Kellogg joined Custer's column on May 14. His first of four dispatches back was published on May 17, the day the command left Fort Abraham Lincoln. Lounsberry published another dispatch from Kellogg on May 25. Kellogg dated his third dispatch, which was longer than the prior two, as of May 29; it was published on June 14. Writings from Kellogg, or versions of Kellogg's writings that Lounsberry had edited, were published in other papers, including the Chicago Times and the New York Herald. The fourth dispatch was dated June 12 but had been written over the course of several days. It was published on June 21. In it, he wrote "By the time this reaches you we will have met and fought the red devils, with what result remains to be seen. I go with Custer and will be at the death." Kellogg was likely not predicting his own death or Custer's defeat, but was instead using a poetic expression derived from foxhunting.

Lieutenant Colonel Custer's command, the 7th Cavalry Regiment, was part of a larger force commanded by Alfred Terry, which cooperated with two other prongs of the United States Army's campaign against the Native Americans. On June 25, the 7th Cavalry encountered a Native American village, and Custer split his regiment into two groups to assail the village. The portion of the regiment that accompanied Custer, a force of about 210 men, was completely annihilated in the ensuing Battle of the Little Bighorn. Including losses from the other wing of the regiment, 268 of the men from the expedition were killed. Kellogg had accompanied Custer's portion of the regiment.

==Aftermath==
Colonel John Gibbon, whose men arrived at the battle on Tuesday, June 27, and also helped bury the dead, said he found Kellogg's body by itself on June 29 in a ravine near a ford across the Little Bighorn River; his body had been missed by an earlier burial detail. While some observers thought they recognized Kellogg's body on Custer Ridge, others provided testimony that Kellogg's body was near the river. One lieutenant stated that Kellogg's body was "some distance from the field of battle". The archaeologist Richard Allan Fox believes that the reports that Kellogg fell near the river are correct. The marker placed on the battlefield for Kellogg is located on the east side of Last Stand Hill, but the historical evidence strongly suggests that this placement is not correct. Kellogg's body was scalped and missing an ear; he was identified by the boots he wore. His body had not been stripped unlike the other dead, and his corpse had suffered less mutilation that most of the others. Barnard speculates that this means that Kellogg was likely killed early in the combat, with his body within the range of guns from the surviving soldiers and that by the time the position had collapsed and the Native Americans had moved forward, Kellogg's body had been passed by.

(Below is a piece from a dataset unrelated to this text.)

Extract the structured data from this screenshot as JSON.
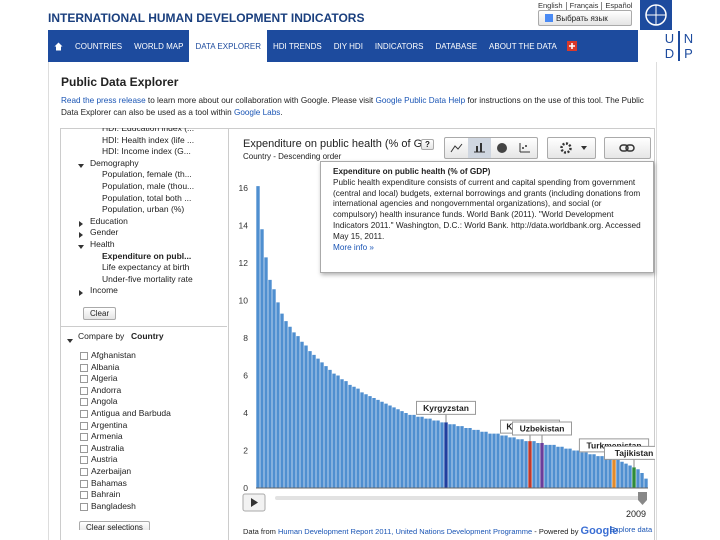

When news of the disaster reached Bismarck on July 5, Lounsberry quickly put together a special issue, which he published in the Bismarck Tribune the next day. This was the first full reporting of the battle, and Lounsberry spread the news across the country. Kellogg is considered the first Associated Press correspondent to die in the line of duty. Some of Kellogg's diary and notes survived the battle and these, along with his news accounts, are one of the primary historical sources for information on the days preceding the battle. His notes are now in the possession of the State Historical Society of North Dakota. His satchel, pencil, and eyeglasses were displayed in the Newseum in Washington, DC.